Katherine Tzu-Lan Mann (b. 1983, USA) received her BA from Brown University and MFA from the Maryland Institute College of Art.  She is the recipient of a Fulbright grant to Taiwan, the AIR Gallery Fellowship program in Brooklyn, NY, and the So-Hamiltonian Fellowship in Washington, DC. Some of the venues where Mann has shown her work include Kashya Hildebrand London and Zurich, the Walters Art Museum, Corcoran Gallery of Art, Rawls Museum, the US consulate in Dubai, UAE, and the US embassy in Yaounde, Cameroon.  Mann is currently an instructor at the Maryland Institute College of Art.

Nobuhiro Nakanishi

Currently based in Osaka, Nobuhiro Nakanishi (b. 1976, Japan) studied sculpture at Tokyo Zokei University, Tokyo, Japan and completed his MA in sculpture at Kyoto City University of Art, Kyoto, Japan. His drawings and sculptures been exhibited in China, Japan, Korea, France, the UK and Switzerland. His work is also represented in several major collections including: the Mori Art Museum, Tokyo, the Museum of Modern Art, Wakayama, Japan, and the Tokyo Municipal Museum of Art in Aichi, Japan

Marc Rembold

Basle-based artist Marc Rembold (b. 1963, Switzerland) is regarded as a pioneer of colour and pigment, coining the phrase ‘glamoury pop art kitsch’ to describe his brigntly coloured three-dimensional works and sculptures. He has exhibited throughout Switzerland, as well as in Toronto, Miami, Dubai and Vancouver. His work can be found in public and private collections throughout Europe, the USA, Canada, Asia and the Middle East, including Hoffman-La Roche in Basel and Saks Fifth Avenue in New York.

Lisa Ross

Lisa Ross (b. 1964, USA) graduated with her MFA in Visual Arts from Columbia University, New York, USA in 2001, following studies in elementary education (receiving an MA from Adelphie University, USA in 1995) and a BA from Sarah Lawrence College, New York, USA (1987). She has won numerous awards and residencies, including the 2001-2003 Hayward PRize, American Austrian Foundation.
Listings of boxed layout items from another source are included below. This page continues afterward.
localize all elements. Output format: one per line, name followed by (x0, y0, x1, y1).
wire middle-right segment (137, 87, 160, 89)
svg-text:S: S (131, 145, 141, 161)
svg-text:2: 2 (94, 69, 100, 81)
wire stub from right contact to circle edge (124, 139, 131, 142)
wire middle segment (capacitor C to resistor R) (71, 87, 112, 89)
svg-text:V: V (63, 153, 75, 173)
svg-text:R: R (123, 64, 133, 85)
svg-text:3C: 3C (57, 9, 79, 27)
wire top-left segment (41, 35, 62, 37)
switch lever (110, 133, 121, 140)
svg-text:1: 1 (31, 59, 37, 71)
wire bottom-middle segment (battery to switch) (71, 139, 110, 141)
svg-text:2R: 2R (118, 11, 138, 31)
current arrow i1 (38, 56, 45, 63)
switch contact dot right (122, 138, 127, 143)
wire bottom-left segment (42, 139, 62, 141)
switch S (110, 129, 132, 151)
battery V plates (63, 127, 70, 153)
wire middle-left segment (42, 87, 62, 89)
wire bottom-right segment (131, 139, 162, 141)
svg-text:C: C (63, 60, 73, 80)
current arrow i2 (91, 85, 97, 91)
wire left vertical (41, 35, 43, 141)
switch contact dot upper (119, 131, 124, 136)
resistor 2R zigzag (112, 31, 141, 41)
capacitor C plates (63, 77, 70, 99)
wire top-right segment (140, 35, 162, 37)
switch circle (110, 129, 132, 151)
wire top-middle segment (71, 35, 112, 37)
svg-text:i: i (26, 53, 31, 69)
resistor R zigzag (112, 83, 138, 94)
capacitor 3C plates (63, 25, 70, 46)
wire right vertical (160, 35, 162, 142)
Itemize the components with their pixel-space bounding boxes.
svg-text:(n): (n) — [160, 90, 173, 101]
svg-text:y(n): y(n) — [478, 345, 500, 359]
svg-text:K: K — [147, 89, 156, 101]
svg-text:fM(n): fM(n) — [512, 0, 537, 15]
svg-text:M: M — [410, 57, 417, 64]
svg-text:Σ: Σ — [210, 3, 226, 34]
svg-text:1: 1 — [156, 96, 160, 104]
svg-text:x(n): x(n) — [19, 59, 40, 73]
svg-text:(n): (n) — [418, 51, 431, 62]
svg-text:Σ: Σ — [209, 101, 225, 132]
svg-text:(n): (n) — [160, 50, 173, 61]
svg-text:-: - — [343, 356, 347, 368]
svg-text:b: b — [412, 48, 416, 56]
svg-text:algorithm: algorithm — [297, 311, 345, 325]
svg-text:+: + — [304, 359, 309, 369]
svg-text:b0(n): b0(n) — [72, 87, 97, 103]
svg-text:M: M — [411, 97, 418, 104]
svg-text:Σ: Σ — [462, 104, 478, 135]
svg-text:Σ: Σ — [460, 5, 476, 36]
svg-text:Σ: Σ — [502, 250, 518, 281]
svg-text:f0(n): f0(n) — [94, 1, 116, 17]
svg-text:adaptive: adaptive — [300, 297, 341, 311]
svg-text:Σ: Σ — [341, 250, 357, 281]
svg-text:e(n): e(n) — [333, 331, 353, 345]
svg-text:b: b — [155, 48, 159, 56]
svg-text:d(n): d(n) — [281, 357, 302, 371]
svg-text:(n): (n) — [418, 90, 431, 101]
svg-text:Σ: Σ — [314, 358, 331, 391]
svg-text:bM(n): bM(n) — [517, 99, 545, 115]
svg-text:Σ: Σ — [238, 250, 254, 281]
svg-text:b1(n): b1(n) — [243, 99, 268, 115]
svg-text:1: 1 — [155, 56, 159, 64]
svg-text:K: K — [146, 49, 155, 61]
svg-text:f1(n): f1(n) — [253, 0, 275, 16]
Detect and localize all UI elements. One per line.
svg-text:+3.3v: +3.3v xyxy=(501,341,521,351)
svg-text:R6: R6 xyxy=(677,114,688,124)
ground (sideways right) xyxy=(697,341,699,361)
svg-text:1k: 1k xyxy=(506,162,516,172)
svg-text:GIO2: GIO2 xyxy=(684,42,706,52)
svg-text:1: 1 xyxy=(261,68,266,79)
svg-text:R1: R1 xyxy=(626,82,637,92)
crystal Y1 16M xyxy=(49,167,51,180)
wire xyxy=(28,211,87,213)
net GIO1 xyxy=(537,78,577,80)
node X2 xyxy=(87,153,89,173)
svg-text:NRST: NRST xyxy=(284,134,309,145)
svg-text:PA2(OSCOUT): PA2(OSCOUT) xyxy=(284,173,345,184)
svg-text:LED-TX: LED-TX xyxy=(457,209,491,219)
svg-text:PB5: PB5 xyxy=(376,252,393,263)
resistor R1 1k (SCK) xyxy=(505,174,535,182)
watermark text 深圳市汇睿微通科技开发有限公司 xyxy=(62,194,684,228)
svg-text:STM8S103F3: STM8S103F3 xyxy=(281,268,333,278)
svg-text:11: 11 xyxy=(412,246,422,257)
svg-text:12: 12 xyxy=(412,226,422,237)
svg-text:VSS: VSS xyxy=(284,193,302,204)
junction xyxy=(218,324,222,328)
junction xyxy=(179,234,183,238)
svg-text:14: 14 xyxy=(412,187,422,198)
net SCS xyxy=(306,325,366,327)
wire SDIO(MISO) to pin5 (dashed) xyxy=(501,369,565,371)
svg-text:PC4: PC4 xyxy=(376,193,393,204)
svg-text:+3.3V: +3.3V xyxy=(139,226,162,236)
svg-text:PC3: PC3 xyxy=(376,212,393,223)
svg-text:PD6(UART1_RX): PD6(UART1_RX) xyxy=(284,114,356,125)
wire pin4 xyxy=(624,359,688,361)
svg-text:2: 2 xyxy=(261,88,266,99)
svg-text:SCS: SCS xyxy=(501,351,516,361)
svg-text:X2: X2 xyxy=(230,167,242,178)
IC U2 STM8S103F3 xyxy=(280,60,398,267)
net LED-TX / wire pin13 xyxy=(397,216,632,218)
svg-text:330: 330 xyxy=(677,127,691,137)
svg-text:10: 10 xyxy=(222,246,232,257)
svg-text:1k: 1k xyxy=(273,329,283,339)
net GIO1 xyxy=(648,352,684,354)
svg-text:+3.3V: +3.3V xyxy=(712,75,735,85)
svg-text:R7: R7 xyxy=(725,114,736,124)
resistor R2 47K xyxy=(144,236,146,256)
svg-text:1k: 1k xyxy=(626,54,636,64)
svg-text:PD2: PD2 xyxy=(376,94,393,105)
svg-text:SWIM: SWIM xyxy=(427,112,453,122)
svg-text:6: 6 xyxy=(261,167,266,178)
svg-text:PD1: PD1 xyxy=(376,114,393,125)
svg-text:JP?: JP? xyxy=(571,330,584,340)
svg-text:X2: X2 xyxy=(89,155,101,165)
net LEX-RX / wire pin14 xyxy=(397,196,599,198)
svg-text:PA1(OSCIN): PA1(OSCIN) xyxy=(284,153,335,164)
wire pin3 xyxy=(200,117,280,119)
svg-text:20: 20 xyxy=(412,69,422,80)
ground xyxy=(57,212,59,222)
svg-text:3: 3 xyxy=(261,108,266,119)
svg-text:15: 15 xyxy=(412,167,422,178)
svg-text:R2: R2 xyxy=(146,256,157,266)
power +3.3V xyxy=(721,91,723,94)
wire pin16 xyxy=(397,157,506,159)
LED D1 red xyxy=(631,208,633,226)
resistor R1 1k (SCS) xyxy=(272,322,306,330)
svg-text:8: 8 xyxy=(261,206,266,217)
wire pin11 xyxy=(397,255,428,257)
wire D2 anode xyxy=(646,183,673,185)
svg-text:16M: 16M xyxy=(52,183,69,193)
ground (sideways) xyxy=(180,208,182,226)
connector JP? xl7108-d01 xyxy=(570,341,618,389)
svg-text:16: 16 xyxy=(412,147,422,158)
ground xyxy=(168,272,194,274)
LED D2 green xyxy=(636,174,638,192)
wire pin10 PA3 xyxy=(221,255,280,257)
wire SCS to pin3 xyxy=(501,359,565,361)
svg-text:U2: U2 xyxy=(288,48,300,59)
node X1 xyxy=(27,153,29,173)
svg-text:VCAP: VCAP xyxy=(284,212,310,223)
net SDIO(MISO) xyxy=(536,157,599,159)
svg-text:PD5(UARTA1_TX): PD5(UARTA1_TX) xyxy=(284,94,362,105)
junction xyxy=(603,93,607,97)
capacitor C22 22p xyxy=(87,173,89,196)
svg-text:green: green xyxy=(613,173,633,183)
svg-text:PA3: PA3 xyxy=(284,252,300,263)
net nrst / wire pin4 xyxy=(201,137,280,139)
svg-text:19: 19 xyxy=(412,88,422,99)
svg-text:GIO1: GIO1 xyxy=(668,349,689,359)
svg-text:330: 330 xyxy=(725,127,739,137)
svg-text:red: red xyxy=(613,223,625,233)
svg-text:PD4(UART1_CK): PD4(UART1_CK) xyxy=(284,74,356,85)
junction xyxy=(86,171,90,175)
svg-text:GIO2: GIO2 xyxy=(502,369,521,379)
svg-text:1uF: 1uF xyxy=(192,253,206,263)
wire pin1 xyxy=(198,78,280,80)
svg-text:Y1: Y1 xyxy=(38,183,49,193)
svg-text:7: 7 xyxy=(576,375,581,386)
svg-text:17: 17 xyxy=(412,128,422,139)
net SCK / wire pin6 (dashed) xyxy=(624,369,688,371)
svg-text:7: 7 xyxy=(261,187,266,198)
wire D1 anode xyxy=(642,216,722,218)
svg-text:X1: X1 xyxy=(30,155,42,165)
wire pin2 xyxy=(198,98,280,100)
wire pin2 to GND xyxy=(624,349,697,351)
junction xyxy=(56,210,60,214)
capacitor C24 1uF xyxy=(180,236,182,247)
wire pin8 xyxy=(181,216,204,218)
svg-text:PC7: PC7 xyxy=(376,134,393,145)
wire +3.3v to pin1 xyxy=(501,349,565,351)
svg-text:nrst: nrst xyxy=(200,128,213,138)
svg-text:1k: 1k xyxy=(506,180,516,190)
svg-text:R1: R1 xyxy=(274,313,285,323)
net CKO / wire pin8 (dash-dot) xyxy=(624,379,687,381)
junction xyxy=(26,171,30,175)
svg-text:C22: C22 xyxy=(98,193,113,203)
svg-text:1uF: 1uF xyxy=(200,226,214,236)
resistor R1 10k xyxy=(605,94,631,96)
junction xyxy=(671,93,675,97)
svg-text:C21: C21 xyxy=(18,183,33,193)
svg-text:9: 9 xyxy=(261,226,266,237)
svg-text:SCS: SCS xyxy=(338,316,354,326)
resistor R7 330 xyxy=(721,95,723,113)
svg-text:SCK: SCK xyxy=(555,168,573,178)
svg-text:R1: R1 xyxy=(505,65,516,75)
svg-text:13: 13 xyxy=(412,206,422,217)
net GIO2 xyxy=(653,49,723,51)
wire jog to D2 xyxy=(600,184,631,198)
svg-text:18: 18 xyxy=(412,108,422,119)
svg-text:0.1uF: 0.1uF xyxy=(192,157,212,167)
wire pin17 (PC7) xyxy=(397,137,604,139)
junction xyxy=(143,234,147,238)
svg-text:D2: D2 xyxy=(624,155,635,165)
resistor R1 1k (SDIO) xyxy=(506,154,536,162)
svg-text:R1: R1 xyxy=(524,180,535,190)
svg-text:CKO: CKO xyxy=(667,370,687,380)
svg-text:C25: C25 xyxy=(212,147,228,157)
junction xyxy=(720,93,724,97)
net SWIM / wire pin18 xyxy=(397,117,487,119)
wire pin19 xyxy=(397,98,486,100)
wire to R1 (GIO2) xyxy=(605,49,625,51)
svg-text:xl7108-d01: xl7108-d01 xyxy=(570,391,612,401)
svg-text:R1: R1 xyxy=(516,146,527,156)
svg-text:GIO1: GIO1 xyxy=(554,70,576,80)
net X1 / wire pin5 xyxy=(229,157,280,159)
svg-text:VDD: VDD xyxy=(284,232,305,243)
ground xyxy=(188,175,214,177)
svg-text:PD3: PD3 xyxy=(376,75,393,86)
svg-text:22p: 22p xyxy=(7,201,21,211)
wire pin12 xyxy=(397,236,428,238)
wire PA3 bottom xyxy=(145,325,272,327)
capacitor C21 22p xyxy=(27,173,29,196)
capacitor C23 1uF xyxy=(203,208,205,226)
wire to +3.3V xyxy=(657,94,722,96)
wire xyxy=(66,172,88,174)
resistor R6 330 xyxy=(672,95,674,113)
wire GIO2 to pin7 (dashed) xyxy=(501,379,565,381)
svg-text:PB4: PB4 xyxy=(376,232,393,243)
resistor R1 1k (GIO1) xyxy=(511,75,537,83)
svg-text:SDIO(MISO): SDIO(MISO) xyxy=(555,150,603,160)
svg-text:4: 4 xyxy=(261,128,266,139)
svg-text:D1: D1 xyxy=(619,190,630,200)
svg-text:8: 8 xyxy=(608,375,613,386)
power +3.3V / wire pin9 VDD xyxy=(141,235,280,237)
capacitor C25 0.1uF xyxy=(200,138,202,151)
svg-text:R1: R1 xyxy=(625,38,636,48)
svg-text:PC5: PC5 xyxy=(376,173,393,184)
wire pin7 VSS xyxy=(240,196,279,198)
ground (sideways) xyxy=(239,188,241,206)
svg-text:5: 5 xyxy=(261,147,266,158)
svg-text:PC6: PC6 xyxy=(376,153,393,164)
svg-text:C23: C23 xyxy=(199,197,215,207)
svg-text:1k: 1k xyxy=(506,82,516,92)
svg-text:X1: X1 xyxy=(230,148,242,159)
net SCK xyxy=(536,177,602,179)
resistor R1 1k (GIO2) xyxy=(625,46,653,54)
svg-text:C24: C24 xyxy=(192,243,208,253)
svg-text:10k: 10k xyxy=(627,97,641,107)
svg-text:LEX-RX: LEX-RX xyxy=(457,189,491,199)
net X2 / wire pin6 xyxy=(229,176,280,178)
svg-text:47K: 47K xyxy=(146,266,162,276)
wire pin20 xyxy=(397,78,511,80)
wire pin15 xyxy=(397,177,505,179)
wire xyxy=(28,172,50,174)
She lectures extensively, including at the University of California, Berkeley, the School of Visual Arts, New York, NY, USA and the University of London, School of Oriental and Africa Studies (SOAS), London, UK, among others.

Robert Schaberl

Robert Schaberl (b. 1961, Austria) studied from 1979-85 at the University Mozarteum in Salzburg, lived in the United States from 1985-86 and lived in Berlin from 1997-2000. Since then he has lived and worked in Vienna. His paintings have been exhibited in numerous galleries and museums, most notably in Austria, Germany, France, the USA and Costa Rica. His work is also represented in several major collections including the collection of the City of Vienna; the collection of the State of Austria and the Frederick R. Weisman Art Foundation, Los Angeles.